災害は、障害者や高齢者、妊婦といった社会的弱者への支援の必要性を平常時以上に際立たせる。神戸市垂水区在住の全盲のマッサージ業、今泉勝次さん(66)は阪神大震災の際、避難所や仮設住宅での生活に苦労した一人だ。あれから22年、福祉避難所の整備などは進んだが、一方でホームからの転落事故が相次ぐなど、視覚障害者が安心して暮らせる環境は整っているとはいえない。「根本的な対策は健常者と障害者との心のバリアフリーが進むこと」と訴えた。
先天性の障害のため35歳で全盲になった今泉さんは平成7年1月17日早朝、垂水区にあった当時の自宅で全盲の妻、初子さん(65)とともに被災した。

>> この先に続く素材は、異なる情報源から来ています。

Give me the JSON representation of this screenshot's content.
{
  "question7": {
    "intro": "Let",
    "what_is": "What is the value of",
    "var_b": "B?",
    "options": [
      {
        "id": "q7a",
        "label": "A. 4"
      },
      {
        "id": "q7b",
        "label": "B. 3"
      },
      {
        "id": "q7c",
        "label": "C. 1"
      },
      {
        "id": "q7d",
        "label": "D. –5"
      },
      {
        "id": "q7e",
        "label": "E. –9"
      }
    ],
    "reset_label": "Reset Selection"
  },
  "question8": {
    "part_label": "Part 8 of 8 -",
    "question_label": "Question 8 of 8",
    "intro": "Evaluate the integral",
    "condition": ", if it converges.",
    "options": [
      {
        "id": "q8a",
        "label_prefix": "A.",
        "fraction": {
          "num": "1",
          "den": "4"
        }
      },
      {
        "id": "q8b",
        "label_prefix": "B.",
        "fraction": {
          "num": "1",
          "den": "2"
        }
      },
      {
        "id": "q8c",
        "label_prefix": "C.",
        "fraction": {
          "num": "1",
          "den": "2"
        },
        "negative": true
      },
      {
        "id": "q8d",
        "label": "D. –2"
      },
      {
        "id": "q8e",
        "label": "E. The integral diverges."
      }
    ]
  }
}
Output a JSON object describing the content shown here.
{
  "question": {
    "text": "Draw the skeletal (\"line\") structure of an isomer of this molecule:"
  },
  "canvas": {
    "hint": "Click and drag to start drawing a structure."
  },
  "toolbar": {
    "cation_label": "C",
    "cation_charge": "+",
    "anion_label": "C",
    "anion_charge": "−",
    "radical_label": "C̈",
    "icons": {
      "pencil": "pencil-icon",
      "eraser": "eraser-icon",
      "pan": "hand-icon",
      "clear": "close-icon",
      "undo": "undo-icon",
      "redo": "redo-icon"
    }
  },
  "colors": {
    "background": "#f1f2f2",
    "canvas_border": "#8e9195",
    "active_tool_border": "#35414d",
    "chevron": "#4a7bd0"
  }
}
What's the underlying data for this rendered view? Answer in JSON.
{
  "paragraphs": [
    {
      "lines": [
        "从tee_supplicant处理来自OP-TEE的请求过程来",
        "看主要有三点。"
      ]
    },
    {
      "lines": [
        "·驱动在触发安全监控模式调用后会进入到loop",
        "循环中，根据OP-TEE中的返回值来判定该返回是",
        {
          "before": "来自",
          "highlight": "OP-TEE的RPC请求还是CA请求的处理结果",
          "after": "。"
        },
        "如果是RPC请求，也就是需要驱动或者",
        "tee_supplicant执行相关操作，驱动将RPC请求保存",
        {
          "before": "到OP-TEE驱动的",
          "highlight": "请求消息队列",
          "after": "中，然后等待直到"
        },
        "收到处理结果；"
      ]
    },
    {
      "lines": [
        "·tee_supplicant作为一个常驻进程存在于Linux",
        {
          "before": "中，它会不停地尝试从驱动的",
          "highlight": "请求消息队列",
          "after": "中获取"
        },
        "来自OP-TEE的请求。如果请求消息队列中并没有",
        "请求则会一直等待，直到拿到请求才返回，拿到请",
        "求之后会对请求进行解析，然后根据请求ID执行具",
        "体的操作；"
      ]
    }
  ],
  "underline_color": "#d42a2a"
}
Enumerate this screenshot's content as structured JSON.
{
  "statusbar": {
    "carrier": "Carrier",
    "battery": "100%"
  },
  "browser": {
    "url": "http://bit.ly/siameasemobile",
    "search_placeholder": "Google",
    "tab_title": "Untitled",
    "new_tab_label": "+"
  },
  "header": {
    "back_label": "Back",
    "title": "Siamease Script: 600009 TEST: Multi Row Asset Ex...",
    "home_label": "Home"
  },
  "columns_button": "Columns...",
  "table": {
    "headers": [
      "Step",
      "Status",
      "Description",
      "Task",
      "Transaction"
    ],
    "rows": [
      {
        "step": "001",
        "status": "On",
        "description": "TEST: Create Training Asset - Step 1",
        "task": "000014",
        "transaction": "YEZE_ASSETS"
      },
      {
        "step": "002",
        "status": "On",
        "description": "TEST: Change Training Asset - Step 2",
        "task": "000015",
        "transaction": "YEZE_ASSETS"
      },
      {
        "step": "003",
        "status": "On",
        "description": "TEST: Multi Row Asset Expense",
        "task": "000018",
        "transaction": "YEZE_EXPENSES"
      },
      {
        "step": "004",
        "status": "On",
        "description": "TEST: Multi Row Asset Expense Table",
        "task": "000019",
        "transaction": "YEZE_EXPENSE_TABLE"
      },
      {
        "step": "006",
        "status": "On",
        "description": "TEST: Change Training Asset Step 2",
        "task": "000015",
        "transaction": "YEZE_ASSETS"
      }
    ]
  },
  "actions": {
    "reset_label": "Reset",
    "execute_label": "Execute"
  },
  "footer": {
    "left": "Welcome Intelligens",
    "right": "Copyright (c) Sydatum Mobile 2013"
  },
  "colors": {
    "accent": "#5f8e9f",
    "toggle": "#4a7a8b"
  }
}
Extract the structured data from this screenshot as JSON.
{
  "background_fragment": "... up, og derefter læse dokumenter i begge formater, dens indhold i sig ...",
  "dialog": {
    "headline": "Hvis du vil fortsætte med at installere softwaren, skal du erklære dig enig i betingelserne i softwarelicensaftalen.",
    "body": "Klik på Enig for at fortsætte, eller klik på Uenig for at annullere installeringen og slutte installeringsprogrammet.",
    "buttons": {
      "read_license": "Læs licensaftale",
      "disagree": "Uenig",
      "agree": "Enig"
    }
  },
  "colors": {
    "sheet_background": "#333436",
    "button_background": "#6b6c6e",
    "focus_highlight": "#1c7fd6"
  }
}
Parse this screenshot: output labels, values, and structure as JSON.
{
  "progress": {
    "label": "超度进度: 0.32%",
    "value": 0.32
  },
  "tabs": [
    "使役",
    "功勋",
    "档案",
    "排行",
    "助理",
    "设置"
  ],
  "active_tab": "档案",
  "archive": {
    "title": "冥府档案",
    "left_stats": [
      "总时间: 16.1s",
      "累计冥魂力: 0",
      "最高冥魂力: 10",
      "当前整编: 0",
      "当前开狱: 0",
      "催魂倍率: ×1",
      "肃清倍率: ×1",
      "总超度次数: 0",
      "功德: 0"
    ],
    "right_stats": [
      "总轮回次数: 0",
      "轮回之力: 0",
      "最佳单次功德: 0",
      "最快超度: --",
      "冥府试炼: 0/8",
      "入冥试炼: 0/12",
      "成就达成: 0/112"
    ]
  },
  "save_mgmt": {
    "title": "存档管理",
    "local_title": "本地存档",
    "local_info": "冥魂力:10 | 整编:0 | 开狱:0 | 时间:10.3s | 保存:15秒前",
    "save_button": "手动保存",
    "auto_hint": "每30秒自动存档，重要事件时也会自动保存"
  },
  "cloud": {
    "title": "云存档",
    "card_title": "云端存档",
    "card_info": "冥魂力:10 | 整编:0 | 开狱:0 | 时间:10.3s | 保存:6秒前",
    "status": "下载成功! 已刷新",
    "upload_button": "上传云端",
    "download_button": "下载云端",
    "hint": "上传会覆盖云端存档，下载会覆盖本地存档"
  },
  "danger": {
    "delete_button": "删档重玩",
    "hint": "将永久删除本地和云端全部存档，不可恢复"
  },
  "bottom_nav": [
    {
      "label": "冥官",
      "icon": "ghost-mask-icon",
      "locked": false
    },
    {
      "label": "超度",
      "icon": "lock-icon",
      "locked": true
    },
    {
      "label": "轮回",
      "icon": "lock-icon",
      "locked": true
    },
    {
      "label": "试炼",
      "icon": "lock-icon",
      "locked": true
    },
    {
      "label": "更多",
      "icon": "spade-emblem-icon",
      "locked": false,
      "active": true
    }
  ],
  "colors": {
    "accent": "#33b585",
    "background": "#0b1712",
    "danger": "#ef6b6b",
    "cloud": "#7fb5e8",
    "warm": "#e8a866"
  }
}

たどりついた避難所では食事やトイレを介助してくれる人はいなかった。周囲の被災者に声をかけて助けてもらったが、次第に「迷惑をかけている」と負い目を感じるように。5日後、親類宅に身を寄せた。
最大の試練は同年4月に自宅から約2キロ離れた仮設住宅に入居した後に訪れた。白杖(はくじょう)を手に外出しても道に迷って戻れない。ボランティアの歩行訓練士に付き添われて住宅とバス停、スーパーとの間を何度も行き来して街を覚え、ようやく生活できるようになったという。
当時、被災地では多くの視覚障害者や聴覚障害者が孤立した。避難所の張り紙や字幕のないテレビでは情報を得られず、亀裂の入った道路や段差の多い施設での移動は困難を極めた。居場所をなくし、半壊した自宅に戻った人もいた。
こうした教訓から、全国の多くの自治体が震災後、災害弱者に対応しようと防災計画を見直した。障害者らを受け入れる福祉避難所の整備や施設のバリアフリー化、災害時の要支援者名簿の作成といった動きも進んだが、今泉さんは「まだまだ弱者が安心できる状況ではない」と感じている。
実際に昨年4月の熊本地震では、熊本市内に開設された福祉避難所は92施設で、被災者の受け入れは1日最大250人にとどまった。市は24年以降、176施設と協定を結び、1日最大1700人の受け入れを見込んでいたが、「施設が被害を受けたり職員が被災したりしたため、運営の担い手を確保できなかった」(市担当者)という。
ただ、今泉さんはそうした制度運用面での課題以上に、障害者と健常者との心の壁を懸念している。復興住宅で暮らす今、最も近い避難所までは歩いて約20分。
周囲の支えなしでは、命を落とす危険性もあると考えているからだ。
今泉さんは「障害者は普段から介助者だけに頼らず、地域の人々と積極的に交流していくことが大切だと思う。健常者の方には、災害発生時に手をさしのべる意識を持っていただけるとありがたい」と話した。